[TensorFlow1.0] Cancer classification using gene expression

2019. 11. 20. 14:42

[TensorFlow1.0] Cancer classification using gene expression Start

BioinformaticsAndMe

[TensorFlow] Cancer classification using gene expression

: TensorFlow 1.0 에서 수행되는 유전자 발현 기반의 Cancer classification 과정

*유전자 발현에 근거하여, Cancer와 Normal을 구분하는 모델링 수행

: 아래 캐글(Kaggle) 사이트에는 '백혈병 AML/ALL'을 예측하는 다양한 텐서플로우 모델들이 존재

*https://www.kaggle.com/varimp/gene-expression-classification

[TensorFlow] 유전자 발현에 근거한 암 분류 모델 예제

: Bladder~Stomach → 해당 조직의 발현값

: Cancer_1 → 1(암환자), 0(정상인)

: 아래 예제 파일은 첫번째 행(Annotation)을 필터한 상태

Example_expression.csv

Bladder	Breast	Brain	Colon	Kidney	Liver	Lung	Pancreas	Ovary	Stomach	Cancer_1
6.0588	2.8661	3.0927	6.0077	2.8955	5.5982	2.8897	6.1144	5.3427	8.1293	0
4.4945	2.2051	0.9343	5.2312	1.787	7.3889	2.5828	3.4843	5.5047	6.8844	0
6.2015	3.66	2.9109	6.6927	1.5316	6.6405	3.6972	4.4913	5.4835	8.8552	0
6.2664	1.5854	4.9801	5.3313	2.8055	7.7239	4.2165	3.8075	5.8058	8.6699	1
5.904	2.1047	4.3618	5.9225	1.3454	6.388	3.1604	5.6396	5.1506	8.3964	1

# '__future__' : python 2에서 python 3 문법 사용 가능
from __future__ import absolute_import, division, print_function

# 텐서플로우, 넘파이 라이브러리 임포트
import tensorflow as tf
import numpy as np

# 유전자 발현 데이터 로딩 및 배열 확인
xy = np.loadtxt('Example_expression.csv', delimiter=',', dtype=np.float32)
x_data = xy[:, 0:-1]
y_data = xy[:, [-1]]

print(x_data, y_data)
print(x_data.shape, y_data.shape)
[[6.0588 2.8661 3.0927 ... 6.1144 5.3427 8.1293]
 [4.4945 2.2051 0.9343 ... 3.4843 5.5047 6.8844]
 [6.2015 3.66   2.9109 ... 4.4913 5.4835 8.8552]
 ...
 [6.6107 0.7146 2.6828 ... 4.8744 4.8949 6.7165]
 [6.9365 2.5683 5.0457 ... 4.89   5.7063 7.8359]
 [5.9141 2.676  2.1013 ... 4.3999 6.5358 8.5825]] [[0.]
 [0.]
 [0.]
 ...
 [1.]
 [1.]
 [1.]]
(5000, 10) (5000, 1)

# 프로그램 실행 순간에 변수값을 입력하기 위해 placedholder 함수 사용
X = tf.placeholder(tf.float32, shape=[None, 10])
Y = tf.placeholder(tf.float32, shape=[None, 1])

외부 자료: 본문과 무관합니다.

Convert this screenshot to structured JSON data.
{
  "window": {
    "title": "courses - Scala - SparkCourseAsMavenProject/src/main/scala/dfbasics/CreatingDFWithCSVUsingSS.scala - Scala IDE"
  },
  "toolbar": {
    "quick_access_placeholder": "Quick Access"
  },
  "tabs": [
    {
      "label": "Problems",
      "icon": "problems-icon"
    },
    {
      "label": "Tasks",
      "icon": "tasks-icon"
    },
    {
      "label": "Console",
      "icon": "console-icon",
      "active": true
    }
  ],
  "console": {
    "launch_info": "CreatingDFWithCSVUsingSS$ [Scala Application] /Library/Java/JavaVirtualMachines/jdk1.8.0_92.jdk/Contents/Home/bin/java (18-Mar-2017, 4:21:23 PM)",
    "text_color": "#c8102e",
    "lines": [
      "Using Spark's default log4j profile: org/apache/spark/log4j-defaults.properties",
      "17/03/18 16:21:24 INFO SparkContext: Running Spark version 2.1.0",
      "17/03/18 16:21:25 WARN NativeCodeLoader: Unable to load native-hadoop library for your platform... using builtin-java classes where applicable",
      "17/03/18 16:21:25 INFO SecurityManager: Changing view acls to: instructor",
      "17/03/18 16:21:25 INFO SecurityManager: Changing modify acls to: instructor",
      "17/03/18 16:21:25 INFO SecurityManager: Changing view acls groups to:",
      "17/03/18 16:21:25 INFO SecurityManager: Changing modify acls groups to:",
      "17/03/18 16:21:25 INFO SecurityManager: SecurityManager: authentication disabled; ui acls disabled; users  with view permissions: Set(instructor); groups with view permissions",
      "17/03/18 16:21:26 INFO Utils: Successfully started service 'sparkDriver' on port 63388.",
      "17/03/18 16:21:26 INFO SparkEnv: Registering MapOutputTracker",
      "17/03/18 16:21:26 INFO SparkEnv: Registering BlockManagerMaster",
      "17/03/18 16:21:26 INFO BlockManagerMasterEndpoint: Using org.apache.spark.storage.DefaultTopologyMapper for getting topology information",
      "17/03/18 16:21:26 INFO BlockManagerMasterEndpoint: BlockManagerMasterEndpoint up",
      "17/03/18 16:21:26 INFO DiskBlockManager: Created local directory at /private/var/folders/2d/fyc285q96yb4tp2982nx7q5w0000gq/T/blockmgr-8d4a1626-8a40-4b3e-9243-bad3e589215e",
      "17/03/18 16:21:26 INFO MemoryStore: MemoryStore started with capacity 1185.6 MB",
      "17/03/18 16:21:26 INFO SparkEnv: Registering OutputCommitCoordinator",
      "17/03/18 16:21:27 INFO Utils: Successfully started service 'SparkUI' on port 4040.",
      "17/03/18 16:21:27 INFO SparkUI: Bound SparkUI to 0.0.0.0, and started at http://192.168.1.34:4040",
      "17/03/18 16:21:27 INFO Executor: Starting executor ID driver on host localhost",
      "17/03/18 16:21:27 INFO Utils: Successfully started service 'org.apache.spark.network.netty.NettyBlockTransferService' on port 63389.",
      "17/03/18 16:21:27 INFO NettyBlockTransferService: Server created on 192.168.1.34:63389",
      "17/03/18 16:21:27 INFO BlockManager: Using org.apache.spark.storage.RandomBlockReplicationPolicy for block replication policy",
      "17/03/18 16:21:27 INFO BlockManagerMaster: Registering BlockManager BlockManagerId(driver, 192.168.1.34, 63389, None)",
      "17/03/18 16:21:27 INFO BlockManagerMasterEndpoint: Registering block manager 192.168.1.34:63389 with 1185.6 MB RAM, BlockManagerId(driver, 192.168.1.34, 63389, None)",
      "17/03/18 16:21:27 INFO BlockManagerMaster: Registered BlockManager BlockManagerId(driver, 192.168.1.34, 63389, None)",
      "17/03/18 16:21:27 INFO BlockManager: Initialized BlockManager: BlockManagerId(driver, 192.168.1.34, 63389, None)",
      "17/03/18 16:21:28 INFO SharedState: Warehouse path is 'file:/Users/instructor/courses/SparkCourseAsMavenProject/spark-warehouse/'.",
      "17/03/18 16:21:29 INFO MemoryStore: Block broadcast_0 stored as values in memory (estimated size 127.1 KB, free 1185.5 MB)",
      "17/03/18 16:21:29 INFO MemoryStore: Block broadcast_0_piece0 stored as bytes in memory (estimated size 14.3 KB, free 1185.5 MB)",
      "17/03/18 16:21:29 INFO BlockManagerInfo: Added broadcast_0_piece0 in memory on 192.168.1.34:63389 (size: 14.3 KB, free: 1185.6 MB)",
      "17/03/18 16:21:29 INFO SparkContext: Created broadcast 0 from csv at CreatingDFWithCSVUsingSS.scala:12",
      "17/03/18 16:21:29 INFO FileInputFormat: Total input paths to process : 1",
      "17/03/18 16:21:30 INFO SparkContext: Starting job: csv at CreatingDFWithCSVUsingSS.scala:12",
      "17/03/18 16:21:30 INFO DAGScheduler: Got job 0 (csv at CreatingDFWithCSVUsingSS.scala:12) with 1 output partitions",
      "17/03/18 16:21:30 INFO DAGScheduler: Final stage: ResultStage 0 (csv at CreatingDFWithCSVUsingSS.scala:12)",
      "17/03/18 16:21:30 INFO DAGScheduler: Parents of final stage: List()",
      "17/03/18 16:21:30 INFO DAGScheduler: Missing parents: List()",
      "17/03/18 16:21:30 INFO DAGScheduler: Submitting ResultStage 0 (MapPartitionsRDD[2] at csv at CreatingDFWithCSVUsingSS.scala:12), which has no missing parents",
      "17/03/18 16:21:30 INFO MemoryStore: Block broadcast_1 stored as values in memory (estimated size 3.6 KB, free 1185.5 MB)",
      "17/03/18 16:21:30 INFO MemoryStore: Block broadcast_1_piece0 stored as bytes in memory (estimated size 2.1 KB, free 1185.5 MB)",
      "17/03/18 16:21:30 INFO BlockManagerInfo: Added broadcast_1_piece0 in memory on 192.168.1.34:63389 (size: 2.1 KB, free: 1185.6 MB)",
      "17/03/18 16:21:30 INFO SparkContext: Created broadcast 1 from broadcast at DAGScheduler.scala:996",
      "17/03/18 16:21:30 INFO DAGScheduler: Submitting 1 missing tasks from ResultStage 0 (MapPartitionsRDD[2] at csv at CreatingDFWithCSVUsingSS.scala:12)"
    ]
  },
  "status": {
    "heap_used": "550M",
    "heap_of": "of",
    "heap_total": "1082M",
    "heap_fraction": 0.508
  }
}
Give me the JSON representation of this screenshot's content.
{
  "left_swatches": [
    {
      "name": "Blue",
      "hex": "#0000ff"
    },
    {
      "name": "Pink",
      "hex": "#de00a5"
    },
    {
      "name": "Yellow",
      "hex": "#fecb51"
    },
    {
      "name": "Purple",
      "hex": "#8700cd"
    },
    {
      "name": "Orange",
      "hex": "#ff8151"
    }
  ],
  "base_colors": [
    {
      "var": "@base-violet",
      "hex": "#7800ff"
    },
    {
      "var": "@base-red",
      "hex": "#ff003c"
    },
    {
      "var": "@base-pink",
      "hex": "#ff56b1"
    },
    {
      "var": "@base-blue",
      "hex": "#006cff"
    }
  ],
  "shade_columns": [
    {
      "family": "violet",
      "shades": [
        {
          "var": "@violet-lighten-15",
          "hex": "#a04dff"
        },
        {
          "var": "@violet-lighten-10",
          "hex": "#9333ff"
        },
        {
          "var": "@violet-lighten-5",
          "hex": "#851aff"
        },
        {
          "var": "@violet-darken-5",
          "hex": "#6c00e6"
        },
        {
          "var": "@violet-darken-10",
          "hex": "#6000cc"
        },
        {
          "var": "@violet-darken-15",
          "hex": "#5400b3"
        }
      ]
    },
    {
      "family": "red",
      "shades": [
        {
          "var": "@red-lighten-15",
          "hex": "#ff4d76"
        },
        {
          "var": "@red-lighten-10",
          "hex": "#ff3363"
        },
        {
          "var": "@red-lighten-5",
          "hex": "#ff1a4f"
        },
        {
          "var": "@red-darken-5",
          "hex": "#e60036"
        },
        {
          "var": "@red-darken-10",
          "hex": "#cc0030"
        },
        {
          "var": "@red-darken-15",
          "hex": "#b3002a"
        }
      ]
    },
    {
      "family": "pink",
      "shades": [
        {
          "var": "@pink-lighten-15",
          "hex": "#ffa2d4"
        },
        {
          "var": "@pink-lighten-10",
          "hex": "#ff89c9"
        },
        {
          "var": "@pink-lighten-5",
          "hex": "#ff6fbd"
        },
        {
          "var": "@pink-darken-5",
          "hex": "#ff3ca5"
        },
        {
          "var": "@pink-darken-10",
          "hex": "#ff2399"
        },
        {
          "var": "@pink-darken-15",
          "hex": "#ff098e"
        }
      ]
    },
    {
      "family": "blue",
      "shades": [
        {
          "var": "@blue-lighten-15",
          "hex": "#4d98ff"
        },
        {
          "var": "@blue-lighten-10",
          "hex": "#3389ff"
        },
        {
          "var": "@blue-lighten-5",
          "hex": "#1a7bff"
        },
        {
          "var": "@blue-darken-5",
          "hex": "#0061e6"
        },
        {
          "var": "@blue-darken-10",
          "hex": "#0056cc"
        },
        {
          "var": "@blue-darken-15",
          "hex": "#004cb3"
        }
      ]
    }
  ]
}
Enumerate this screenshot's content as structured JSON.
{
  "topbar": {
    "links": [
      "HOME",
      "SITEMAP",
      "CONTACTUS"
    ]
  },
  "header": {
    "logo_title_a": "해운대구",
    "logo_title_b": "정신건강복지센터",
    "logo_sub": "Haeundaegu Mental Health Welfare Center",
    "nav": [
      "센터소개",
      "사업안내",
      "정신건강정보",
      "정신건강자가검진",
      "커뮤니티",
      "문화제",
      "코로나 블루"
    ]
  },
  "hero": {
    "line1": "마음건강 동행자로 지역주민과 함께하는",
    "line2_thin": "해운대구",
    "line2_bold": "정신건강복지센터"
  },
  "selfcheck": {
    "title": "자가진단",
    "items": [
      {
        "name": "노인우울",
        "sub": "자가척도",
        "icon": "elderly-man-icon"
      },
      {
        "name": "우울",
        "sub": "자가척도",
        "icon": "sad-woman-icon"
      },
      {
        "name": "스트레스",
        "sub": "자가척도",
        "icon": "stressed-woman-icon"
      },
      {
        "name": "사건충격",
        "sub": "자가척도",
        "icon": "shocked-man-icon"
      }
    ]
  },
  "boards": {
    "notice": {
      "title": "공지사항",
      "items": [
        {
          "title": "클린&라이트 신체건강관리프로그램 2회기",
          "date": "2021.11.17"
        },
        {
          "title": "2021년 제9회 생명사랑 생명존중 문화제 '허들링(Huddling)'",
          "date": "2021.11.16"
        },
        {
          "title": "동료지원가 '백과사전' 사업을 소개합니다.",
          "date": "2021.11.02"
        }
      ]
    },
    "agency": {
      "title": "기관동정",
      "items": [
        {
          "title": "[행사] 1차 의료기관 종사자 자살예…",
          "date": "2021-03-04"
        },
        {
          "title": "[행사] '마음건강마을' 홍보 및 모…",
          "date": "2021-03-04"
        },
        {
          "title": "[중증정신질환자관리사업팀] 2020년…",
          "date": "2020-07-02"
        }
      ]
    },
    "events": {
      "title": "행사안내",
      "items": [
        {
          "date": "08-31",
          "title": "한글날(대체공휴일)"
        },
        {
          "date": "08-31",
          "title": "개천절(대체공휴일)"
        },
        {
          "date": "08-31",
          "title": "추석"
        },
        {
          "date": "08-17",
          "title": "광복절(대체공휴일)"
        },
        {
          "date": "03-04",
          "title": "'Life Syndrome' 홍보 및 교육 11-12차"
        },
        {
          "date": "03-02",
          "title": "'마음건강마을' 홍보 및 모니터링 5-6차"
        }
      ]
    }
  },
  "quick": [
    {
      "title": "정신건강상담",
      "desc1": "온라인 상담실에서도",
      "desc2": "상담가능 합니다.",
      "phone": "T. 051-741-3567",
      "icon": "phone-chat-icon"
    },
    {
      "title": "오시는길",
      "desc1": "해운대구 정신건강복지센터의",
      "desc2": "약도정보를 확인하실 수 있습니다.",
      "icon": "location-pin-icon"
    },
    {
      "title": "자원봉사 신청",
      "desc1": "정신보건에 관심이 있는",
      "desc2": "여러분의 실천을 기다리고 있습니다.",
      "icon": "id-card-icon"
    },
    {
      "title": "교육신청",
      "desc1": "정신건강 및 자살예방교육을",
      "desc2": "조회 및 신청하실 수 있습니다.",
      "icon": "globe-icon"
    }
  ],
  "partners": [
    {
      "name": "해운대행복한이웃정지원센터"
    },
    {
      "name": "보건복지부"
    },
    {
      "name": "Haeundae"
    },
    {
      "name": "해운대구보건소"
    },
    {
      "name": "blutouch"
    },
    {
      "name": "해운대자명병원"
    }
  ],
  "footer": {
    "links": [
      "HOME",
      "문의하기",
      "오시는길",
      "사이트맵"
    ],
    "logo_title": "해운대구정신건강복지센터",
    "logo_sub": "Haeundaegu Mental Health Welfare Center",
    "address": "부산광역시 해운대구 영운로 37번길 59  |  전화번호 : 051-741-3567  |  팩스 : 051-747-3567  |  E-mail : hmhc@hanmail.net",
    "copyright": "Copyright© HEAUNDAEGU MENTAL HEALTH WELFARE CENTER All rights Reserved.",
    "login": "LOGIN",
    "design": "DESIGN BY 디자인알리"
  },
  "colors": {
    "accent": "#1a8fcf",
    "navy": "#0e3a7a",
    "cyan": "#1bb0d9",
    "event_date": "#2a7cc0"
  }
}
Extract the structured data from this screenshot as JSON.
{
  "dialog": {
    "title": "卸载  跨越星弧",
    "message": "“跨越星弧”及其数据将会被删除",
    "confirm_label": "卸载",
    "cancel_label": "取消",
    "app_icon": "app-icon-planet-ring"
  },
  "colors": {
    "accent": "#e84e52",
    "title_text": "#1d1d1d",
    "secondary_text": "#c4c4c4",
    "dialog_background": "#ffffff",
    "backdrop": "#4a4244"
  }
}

# 텐서플로우에서 학습될 W(Weight) 및 b(bias) 값을 변수(Variable) 노드로 정의
# W와 b 값의 초기값 정보가 없기에 랜덤하게 값을 설정
W = tf.Variable(tf.random_normal([10,1]), name='weight')
b = tf.Variable(tf.random_normal([1]), name='bias')

# sigmoid 함수를 이용한 가설 정의
hypothesis = tf.sigmoid(tf.matmul(X, W) + b)

# cost function 정의 (reduce_mean 함수로 평균 계산)
cost = tf.reduce_mean(Y*tf.log(hypothesis + 0.001) + (1-Y)*tf.log(1-hypothesis+0.001))

# 최적화를 위한 경사하강법 정의
train = tf.train.GradientDescentOptimizer(learning_rate=0.0001).minimize(cost)

# hypothesis 값이 0.5 이상이면 'true'로 예측
predicted = tf.cast(hypothesis > 0.5, dtype=tf.float32)

# 정확도 연산
accuracy = tf.reduce_mean(tf.cast(tf.equal(predicted, Y), dtype=tf.float32))

# 세션을 생성하고 그래프 실행
with tf.Session() as sess:
  sess.run(tf.global_variables_initializer())
  for step in range(10001):
    cost_val, _ = sess.run([cost, train], feed_dict={X:x_data, Y:y_data})
    if step%1000==0:
      print(step, cost_val)

# 정확도 결과 출력
  h, c, a = sess.run([hypothesis, predicted, accuracy], feed_dict={X:x_data, Y:y_data})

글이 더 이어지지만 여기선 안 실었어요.